Patrícia Habkouk
Promotora de Justiça e coordenadora do Centro Operacional das Promotorias de Justiça de Combate à Violência Doméstica e Familiar Contra a Mulher (CAOVD)
Nesta semana, a Lei Maria da Penha completa 18 anos e, como sempre acontece nesta época do ano, é hora de fazer um balanço sobre sua eficácia na proteção das mulheres em situação de violência doméstica e familiar em nosso país e, muito particularmente, em Minas Gerais.
Importante ferramenta para coibir esta forma de violência, a Lei Maria da Penha, conquista histórica na afirmação dos direitos humanos das mulheres, foi considerada uma das melhores leis do mundo no combate à violência doméstica e está definitivamente incorporada à nossa sociedade.

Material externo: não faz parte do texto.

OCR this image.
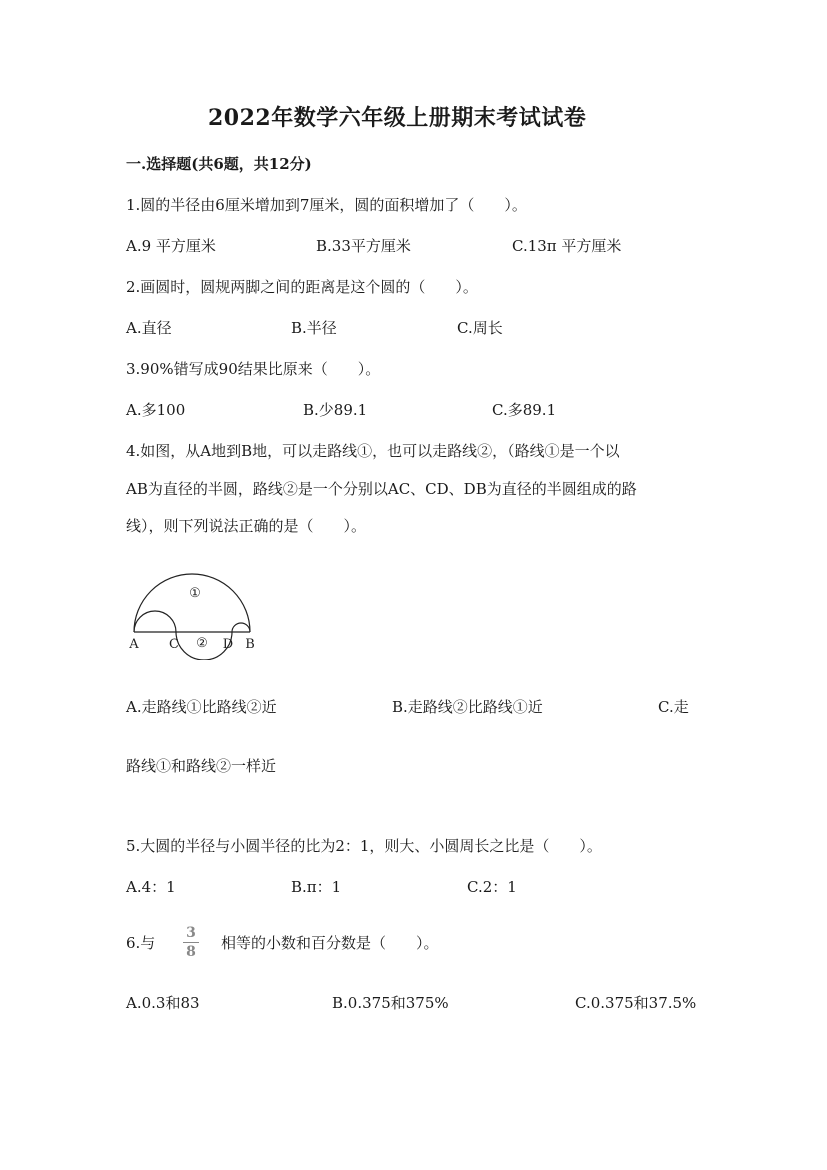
2022年数学六年级上册期末考试试卷
一.选择题(共6题，共12分)
1.圆的半径由6厘米增加到7厘米，圆的面积增加了（　　）。
A.9 平方厘米	B.33平方厘米	C.13π 平方厘米
2.画圆时，圆规两脚之间的距离是这个圆的（　　）。
A.直径	B.半径	C.周长
3.90%错写成90结果比原来（　　）。
A.多100	B.少89.1	C.多89.1
4.如图，从A地到B地，可以走路线①，也可以走路线②，（路线①是一个以
AB为直径的半圆，路线②是一个分别以AC、CD、DB为直径的半圆组成的路
线），则下列说法正确的是（　　）。
①
A C ② D B
A.走路线①比路线②近	B.走路线②比路线①近	C.走
路线①和路线②一样近
5.大圆的半径与小圆半径的比为2：1，则大、小圆周长之比是（　　）。
A.4：1	B.π：1	C.2：1
6.与
3
8 相等的小数和百分数是（　　）。
A.0.3和83	B.0.375和375%	C.0.375和37.5%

A despeito desse cenário, a violência contra as mulheres segue com índices elevados em todo o país, como anunciado recentemente pelo Fórum Brasileiro de Segurança Pública. Todos os marcadores de violência contra a mulher mostraram aumento e, em nosso estado, seguimos tendo destaque negativo, com altos registros de feminicídio e aumentos significativos dos crimes de lesões corporais, ameaça, perseguição e violência psicológica, em relação aos anos anteriores.
Há certa dúvida se os números cresceram mesmo, ou se registram o maior acesso e a maior consciência das mulheres quanto aos seus direitos.
Os números falam por si mesmos: a violência segue aumentando!
Sobre os jogos olímpicos precisamos destacar que a Olimpíada de Paris conta com paridade total de gênero, o que é maravilhoso e há de inspirar os segmentos públicos e privados das sociedades do mundo inteiro.
A violência sofrida por mulheres e meninas está diretamente ligada às desigualdades de gênero, raça, classe, dentre outros e, em um cenário com tantas notícias ruins, tem sido reconfortante assistir aos jogos olímpicos e, especialmente, a vitórias de mulheres negras brasileiras!
Muito mais do que trazer medalhas para o nosso país, inclusive, as de ouro, essas mulheres mostram a força, a capacidade e as múltiplas formas de beleza, inspirando meninas país afora.
Os deuses do Olimpo poderiam determinar que, ao menos entre 26 de julho e 11 de agosto, enxergaremos as mulheres negras valendo-nos dos aspectos positivos e relevantes. Nada de focar na violência, subemprego, violação de direitos que permeiam a realidade da população negra do nosso país e do nosso estado. Vamos encher nosso peito de orgulho, banir o racismo das nossas práticas diárias e enaltecer o valor da população negra que tanto nos orgulha e que merece total respeito, apreço e reconhecimento.
Mas e o VAR? Aprendemos, assistindo a partidas de futebol, que para solucionar os lances complexos, é possível acionar o “vídeo assistant referee” ou árbitro assistente de vídeo, uma ferramenta que analisa imagens do que aconteceu e permite ao árbitro tomar decisões mais adequadas.
Na Olimpíada de Paris, o VAR está presente, no vôlei, no basquete, na esgrima, no judô e em outras modalidades esportivas.
Em um cenário de tanta violência doméstica e familiar contra as mulheres, de relacionamentos violentos, em que 84,2% dos feminicídios são causados pelo atual ou pelo ex-parceiro íntimo, como informado pelo anuário citado, seria tão bom se as mulheres tivessem um mecanismo para enxergar, antes do último ataque, a violência que sofrem.
Se fosse possível voltar no tempo e olhar, detidamente, para o momento da violência. Ver todos os detalhes da cena e realmente enxergar que não era cuidado, não era ciúme, não era amor, mas violência!
A violência invisível que vai crescendo, assumindo proporções grandiosas a cada dia e que, se não percebida, pode chegar ao feminicídio, como ocorreu com 1.467 brasileiras em 2023, dentre as quais 183 mineiras.
Reconhecer a violência no primeiro episódio e buscar a proteção da Lei Maria da Penha pode salvar vidas. E seguimos com inúmeros desafios para concretizar o sonho de uma sociedade em que mulheres e meninas não morram simplesmente pelo fato de serem mulheres.
Como o pedido aos deuses do Olimpo foi gasto, não acho que conseguiremos instalar um VAR em cada lar brasileiro, de forma que o caminho a seguir, não somente ao longo do Agosto Lilás, mas do ano todo, é fomentar campanhas de conscientização e orientação, fortalecer as políticas públicas com recorte específico e atuar diariamente para que a Lei Maria da Penha seja uma realidade presente na vida de todas as brasileiras e mineiras.